The report will include the views of officers, senior enlisted personnel and field recruiters on whether matching contributions enhanced recruiting, according to the legislation.

A recent survey of government workers, conducted by the Office of Personnel Management, showed that the TSP is one of the most popular benefits provided through federal employment.

In the armed forces, the Navy has the highest participation rate, with nearly 44 percent of active-duty personnel enrolled, according to the October snapshot. In another sign of the military's interest in the TSP, officials noted last year that there are more members of the uniformed services participating in the TSP than employees covered by the old Civil Service Retirement System.

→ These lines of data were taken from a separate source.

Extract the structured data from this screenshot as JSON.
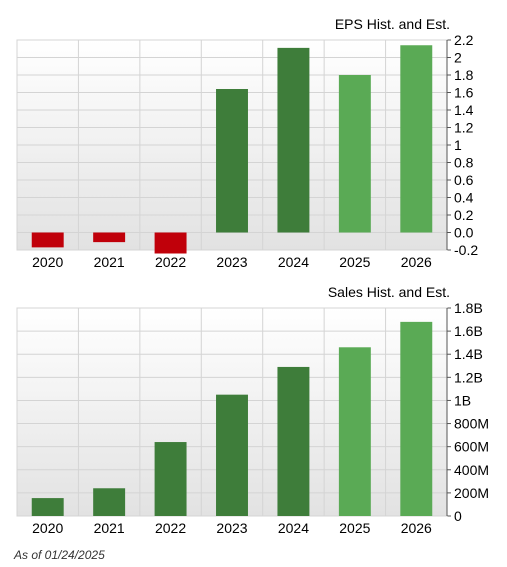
{
  "colors": {
    "historical_positive": "#3e7d3a",
    "historical_negative": "#c0000a",
    "estimate": "#5aaa55",
    "plot_bg_top": "#ffffff",
    "plot_bg_bottom": "#e2e2e2",
    "grid": "#d4d4d4",
    "axis": "#555555"
  },
  "footnote": "As of 01/24/2025",
  "chart_data": [
    {
      "type": "bar",
      "title": "EPS Hist. and Est.",
      "categories": [
        "2020",
        "2021",
        "2022",
        "2023",
        "2024",
        "2025",
        "2026"
      ],
      "values": [
        -0.17,
        -0.11,
        -0.24,
        1.64,
        2.11,
        1.8,
        2.14
      ],
      "bar_kind": [
        "historical",
        "historical",
        "historical",
        "historical",
        "historical",
        "estimate",
        "estimate"
      ],
      "ylim": [
        -0.2,
        2.2
      ],
      "yticks": [
        "2.2",
        "2",
        "1.8",
        "1.6",
        "1.4",
        "1.2",
        "1",
        "0.8",
        "0.6",
        "0.4",
        "0.2",
        "0.0",
        "-0.2"
      ],
      "ytick_values": [
        2.2,
        2.0,
        1.8,
        1.6,
        1.4,
        1.2,
        1.0,
        0.8,
        0.6,
        0.4,
        0.2,
        0.0,
        -0.2
      ],
      "grid": true,
      "xlabel": "",
      "ylabel": ""
    },
    {
      "type": "bar",
      "title": "Sales Hist. and Est.",
      "categories": [
        "2020",
        "2021",
        "2022",
        "2023",
        "2024",
        "2025",
        "2026"
      ],
      "values": [
        155,
        240,
        640,
        1050,
        1290,
        1460,
        1680
      ],
      "value_unit": "M",
      "bar_kind": [
        "historical",
        "historical",
        "historical",
        "historical",
        "historical",
        "estimate",
        "estimate"
      ],
      "ylim": [
        0,
        1800
      ],
      "yticks": [
        "1.8B",
        "1.6B",
        "1.4B",
        "1.2B",
        "1B",
        "800M",
        "600M",
        "400M",
        "200M",
        "0"
      ],
      "ytick_values": [
        1800,
        1600,
        1400,
        1200,
        1000,
        800,
        600,
        400,
        200,
        0
      ],
      "grid": true,
      "xlabel": "",
      "ylabel": ""
    }
  ]
}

TSP participants covered by the retirement system do not receive matching contributions from their agencies, in part because they receive a more generous pension than federal workers and retirees covered by the Federal Employees Retirement System.

Civil service employees hired after 1983 are covered by FERS and, according to a recent OPM report, will rely on the TSP for a significant, and perhaps the largest, portion of their retirement benefits.

More than 1.5 million FERS-covered employees receive matching contributions from their agencies. For the FERS participants, agencies match the first 5 percent of pay that employees contribute each pay period. The match is dollar for dollar for the first 3 percent of pay and 50 cents on the dollar for the next 2 percent of pay.

© 2006 The Washington Post Company
 
I was active duty USN 1971-77. Got out, walked away, no reserve, no nothing and went civil service mariner. I'm on the "old" plan, CSRS. We don't get matching funds either.

The logic is simple. Have your cake or eat it, but not both. I have a defined benefit plan, just like military. So I don't get matching funds. Newer civil service employees get FERS, a hybrid defined benefit/contribution system. They get 1% per year of service (vs my 2% and military 2.5%), but they get matching funds. And they don't get a 20 year retirement, minimum age for them is something like 55yrs 8mos. And goes up the younger they are, so a teenager starting civil service under FERS today is going to have to work 'till he/she is like 68 years old.

Hummm, Hummmm, have your cake ... or eat it.
 
Those service members who don't stay in for 20 years (most don't) get no cake to begin with. They don't even get a cookie.